December 30, 2007
Here’s Brigadier General (res.) Zvika Fogel, former chief of staff of the IDF Southern Command headquarters in the run-up to the second intifada, describing how the 'purest army in the world’ crushed Palestinian resistance in Gaza:
'"One of the means Southern Command adopted in order to avert attacks on Israelis was to declare death zones in the Gaza Strip - areas in which IDF soldiers were authorized to open fire at anyone who entered them. "Their use of women, children, infants and innocent farmers increased," Fogel explains. "We understood that in order to reduce the margin of error, we had to create areas in which anyone who entered was considered a terrorist."
(An occupation force always encounters this, as the Resistance it creates is comprised of the people living in the region it is attacking. This is yet another illegal policy on the part of Israel's military.)
And was marked for death?
The Military Advocate General’s Office denies the existence of any such order.
"I have my truth."
Was there machine gun fire into populated areas?
"Not in the first six weeks. Use of that was permitted gradually, including at suspicious places, and that definitely loosened the trigger finger."
Fogel relates that soldiers also fired flechette antipersonnel shells into populated areas. These shells, usually fired from tanks, contain thousands of metal darts which disperse over a wide area; they are intended to kill and maim. "It came and went," Fogel says about the use of flechettes. "We banned it when we understood that it had a huge deterrent effect and that it also caused casualties among noncombatants. At first we used it a great deal, particularly in areas that we did not want to evacuate with D9 bulldozers."
(This was no different than Israel's illegal use of cluster bombs against residential areas of Lebanon only last summer.)
Were they fired even into clearly populated areas?
"If not clearly, then yes, into populated places. There are houses in an orchard and we fired into it."
How was it done from the legal standpoint? Is firing flechettes a matter of black-and-white?
"When you want to use something, you have no problem finding the justification, especially when we hit those we wanted to hit when we used them at the start of the events. If at the beginning we could justify it operationally, then even if there were personnel from the Advocate General’s Office or from the prosecution, it was easy to bend them in the face of the results…
"The other side exploited our response to justify its operations, and from that moment there was a snowball effect. We reached a situation in which no one died a natural death in the Gaza Strip - they were all killed by us. From the moment the other side leveraged this, we were all dragged into the process. That is the reason I argued that they [Hamas] would win the elections."

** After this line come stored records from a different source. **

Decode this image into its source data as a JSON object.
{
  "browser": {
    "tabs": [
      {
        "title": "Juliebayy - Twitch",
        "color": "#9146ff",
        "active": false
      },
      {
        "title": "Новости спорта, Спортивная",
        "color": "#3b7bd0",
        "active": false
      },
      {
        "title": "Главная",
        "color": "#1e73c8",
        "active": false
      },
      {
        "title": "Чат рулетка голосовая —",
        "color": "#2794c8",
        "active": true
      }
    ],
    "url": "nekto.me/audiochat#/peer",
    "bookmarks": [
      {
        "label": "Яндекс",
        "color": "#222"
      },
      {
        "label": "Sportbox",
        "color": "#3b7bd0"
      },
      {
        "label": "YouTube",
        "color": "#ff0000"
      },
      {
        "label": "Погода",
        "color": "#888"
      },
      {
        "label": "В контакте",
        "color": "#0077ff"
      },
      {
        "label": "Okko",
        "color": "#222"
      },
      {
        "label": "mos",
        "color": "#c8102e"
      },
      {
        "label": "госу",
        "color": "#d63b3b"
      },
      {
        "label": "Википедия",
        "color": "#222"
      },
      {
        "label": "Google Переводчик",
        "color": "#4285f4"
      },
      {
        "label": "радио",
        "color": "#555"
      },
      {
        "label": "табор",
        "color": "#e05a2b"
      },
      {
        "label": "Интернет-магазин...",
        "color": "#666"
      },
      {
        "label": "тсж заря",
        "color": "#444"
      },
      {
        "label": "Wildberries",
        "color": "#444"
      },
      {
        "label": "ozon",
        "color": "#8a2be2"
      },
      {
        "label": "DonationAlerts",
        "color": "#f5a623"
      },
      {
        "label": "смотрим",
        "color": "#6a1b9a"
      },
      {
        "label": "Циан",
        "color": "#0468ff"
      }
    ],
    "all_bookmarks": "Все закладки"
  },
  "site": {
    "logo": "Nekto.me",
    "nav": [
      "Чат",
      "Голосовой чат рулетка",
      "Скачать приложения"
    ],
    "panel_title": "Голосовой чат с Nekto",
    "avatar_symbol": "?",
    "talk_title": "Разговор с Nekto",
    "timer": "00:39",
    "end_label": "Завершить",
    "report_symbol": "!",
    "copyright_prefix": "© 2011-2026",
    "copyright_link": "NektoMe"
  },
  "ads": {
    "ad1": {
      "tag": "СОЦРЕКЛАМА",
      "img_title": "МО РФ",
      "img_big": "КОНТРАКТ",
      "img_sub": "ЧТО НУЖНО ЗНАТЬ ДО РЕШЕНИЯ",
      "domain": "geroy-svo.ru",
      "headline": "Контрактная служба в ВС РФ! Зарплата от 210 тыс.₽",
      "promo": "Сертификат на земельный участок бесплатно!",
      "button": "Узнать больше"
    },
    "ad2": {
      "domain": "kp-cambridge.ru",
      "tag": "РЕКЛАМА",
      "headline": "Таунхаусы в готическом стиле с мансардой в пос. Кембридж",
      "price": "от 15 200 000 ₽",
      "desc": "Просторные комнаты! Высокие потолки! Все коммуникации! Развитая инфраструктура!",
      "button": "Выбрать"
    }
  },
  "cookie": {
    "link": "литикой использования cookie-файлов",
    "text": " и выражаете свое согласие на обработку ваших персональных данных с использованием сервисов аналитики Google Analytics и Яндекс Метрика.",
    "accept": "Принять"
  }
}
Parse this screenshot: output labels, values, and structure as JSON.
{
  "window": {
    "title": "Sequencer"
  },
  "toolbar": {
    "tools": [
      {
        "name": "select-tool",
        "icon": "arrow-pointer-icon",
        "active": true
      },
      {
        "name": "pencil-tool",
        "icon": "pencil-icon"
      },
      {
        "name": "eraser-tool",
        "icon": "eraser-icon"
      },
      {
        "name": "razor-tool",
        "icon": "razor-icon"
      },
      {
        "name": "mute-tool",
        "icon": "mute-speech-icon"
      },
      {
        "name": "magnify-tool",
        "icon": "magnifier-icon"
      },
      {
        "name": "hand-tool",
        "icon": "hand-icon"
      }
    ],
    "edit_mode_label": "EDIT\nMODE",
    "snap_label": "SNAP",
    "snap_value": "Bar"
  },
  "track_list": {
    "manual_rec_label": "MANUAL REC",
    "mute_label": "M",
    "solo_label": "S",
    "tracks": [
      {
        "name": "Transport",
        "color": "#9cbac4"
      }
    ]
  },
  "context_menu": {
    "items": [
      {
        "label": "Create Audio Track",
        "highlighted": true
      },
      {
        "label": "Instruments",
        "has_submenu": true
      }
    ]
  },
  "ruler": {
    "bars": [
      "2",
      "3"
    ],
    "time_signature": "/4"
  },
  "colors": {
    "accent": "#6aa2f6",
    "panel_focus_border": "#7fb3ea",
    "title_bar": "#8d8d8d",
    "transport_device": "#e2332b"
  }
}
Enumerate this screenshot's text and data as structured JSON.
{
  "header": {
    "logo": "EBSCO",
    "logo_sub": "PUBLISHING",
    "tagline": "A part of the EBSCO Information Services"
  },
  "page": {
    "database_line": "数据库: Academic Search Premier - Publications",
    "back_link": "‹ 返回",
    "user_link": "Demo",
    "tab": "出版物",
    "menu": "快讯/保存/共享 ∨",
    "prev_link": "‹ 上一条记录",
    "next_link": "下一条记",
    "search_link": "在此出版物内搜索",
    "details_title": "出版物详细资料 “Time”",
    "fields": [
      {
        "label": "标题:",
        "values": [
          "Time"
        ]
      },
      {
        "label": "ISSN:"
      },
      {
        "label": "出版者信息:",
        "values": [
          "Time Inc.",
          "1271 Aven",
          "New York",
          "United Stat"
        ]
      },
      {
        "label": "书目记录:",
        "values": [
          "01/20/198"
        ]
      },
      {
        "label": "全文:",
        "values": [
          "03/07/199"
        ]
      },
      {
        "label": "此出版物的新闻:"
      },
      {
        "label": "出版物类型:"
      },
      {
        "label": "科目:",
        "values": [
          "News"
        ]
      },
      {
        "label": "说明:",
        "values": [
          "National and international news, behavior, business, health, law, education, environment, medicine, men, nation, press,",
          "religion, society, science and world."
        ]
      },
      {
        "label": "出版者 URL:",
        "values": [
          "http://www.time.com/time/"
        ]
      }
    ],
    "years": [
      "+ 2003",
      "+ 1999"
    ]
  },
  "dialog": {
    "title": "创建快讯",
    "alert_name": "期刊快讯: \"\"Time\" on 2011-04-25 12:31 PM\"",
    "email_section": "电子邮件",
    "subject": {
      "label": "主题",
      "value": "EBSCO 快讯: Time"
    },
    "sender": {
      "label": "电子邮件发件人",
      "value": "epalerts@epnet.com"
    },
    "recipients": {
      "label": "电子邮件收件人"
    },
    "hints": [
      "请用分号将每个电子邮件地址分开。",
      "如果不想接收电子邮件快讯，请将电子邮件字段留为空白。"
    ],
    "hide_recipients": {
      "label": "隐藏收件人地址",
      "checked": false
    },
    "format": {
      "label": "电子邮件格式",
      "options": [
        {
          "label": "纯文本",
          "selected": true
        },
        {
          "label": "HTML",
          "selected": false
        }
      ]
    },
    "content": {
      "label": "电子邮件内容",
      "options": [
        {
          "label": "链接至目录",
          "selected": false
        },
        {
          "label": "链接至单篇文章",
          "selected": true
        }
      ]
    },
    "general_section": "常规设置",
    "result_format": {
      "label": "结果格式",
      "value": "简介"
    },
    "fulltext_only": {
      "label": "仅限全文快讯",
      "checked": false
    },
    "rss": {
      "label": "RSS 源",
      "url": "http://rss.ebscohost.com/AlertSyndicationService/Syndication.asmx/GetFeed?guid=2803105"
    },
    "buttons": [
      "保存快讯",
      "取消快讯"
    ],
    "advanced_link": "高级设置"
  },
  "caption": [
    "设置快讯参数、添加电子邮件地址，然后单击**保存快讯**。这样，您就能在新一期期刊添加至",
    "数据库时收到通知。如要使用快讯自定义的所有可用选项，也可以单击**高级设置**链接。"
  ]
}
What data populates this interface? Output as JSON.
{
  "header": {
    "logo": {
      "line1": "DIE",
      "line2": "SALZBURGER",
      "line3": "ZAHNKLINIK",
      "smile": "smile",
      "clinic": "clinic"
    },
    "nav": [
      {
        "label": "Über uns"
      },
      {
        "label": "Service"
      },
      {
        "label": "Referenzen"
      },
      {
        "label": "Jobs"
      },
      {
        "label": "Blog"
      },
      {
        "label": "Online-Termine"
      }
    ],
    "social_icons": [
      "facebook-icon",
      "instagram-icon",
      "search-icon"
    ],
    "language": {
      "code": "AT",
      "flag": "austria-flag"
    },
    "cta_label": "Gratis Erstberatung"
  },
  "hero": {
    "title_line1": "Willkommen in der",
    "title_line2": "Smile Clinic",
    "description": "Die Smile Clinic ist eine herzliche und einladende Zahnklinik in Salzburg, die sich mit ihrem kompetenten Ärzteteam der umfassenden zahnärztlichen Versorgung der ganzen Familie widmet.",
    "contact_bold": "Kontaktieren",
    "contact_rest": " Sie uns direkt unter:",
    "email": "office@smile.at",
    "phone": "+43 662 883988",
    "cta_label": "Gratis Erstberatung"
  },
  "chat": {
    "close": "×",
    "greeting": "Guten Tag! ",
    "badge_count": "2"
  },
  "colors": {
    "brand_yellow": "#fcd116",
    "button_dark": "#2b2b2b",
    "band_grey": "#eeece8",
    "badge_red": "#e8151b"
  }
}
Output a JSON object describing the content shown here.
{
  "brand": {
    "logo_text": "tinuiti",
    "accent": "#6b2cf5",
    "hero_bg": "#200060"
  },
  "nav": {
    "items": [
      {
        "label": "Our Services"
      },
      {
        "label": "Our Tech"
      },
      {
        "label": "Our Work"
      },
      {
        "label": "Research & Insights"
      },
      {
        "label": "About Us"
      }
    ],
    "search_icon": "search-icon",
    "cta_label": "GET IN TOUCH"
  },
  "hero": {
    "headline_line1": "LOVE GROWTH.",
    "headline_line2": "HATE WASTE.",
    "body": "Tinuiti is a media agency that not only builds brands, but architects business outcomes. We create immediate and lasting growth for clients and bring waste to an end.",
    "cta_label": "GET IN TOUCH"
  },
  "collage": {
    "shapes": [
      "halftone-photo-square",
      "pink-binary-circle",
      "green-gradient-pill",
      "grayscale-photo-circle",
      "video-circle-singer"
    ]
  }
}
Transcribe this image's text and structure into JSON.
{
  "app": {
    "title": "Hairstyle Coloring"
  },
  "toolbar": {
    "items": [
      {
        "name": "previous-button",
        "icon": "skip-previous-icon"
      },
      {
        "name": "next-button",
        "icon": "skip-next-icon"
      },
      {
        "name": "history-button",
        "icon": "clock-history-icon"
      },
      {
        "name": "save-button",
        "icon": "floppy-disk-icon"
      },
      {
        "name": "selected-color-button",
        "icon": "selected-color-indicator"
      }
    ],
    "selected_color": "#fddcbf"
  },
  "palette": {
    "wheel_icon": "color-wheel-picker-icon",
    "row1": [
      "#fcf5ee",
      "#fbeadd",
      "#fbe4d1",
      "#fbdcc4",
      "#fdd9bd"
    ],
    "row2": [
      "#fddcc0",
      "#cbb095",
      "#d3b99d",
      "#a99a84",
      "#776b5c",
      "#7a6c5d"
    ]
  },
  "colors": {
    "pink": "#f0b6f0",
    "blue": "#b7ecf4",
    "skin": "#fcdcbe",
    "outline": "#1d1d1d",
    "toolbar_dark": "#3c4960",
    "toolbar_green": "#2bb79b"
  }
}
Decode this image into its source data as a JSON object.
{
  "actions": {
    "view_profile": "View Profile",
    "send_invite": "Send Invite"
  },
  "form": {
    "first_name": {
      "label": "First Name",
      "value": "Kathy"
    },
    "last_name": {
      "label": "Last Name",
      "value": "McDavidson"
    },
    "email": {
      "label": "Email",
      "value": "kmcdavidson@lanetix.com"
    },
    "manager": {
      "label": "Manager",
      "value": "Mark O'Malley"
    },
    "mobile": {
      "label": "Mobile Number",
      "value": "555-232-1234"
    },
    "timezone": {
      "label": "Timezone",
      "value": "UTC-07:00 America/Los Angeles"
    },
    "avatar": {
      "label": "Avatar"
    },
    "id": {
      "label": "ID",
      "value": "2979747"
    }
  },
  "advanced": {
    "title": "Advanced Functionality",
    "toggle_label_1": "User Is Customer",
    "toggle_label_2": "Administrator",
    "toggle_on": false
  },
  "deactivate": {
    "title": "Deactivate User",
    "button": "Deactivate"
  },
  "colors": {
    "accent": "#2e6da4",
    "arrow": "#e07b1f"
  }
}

Did you discern legitimization for attacking Palestinian civilians directly?
"I think I can say that from the end of 2002 and the beginning of 2003 we look at the population differently. There was a deterioration in the restrictions we imposed on ourselves in regard to striking at the population, and not necessarily with weapons. In this period we started to treat the population homogeneously. There was an atmosphere that it was permissible to make things hard for the population, to hound them."
Were the measures that are being taken and considered today - restricting fuel and cutting off the power supply - also considered then?
Do you think that such measures prevent attacks on Israel?
"They prevent nothing; on the contrary."'
He also talks about the "disengagement", pointing out that Israel remains "custodian" of Gaza and "continue[s] to be responsible for their fate."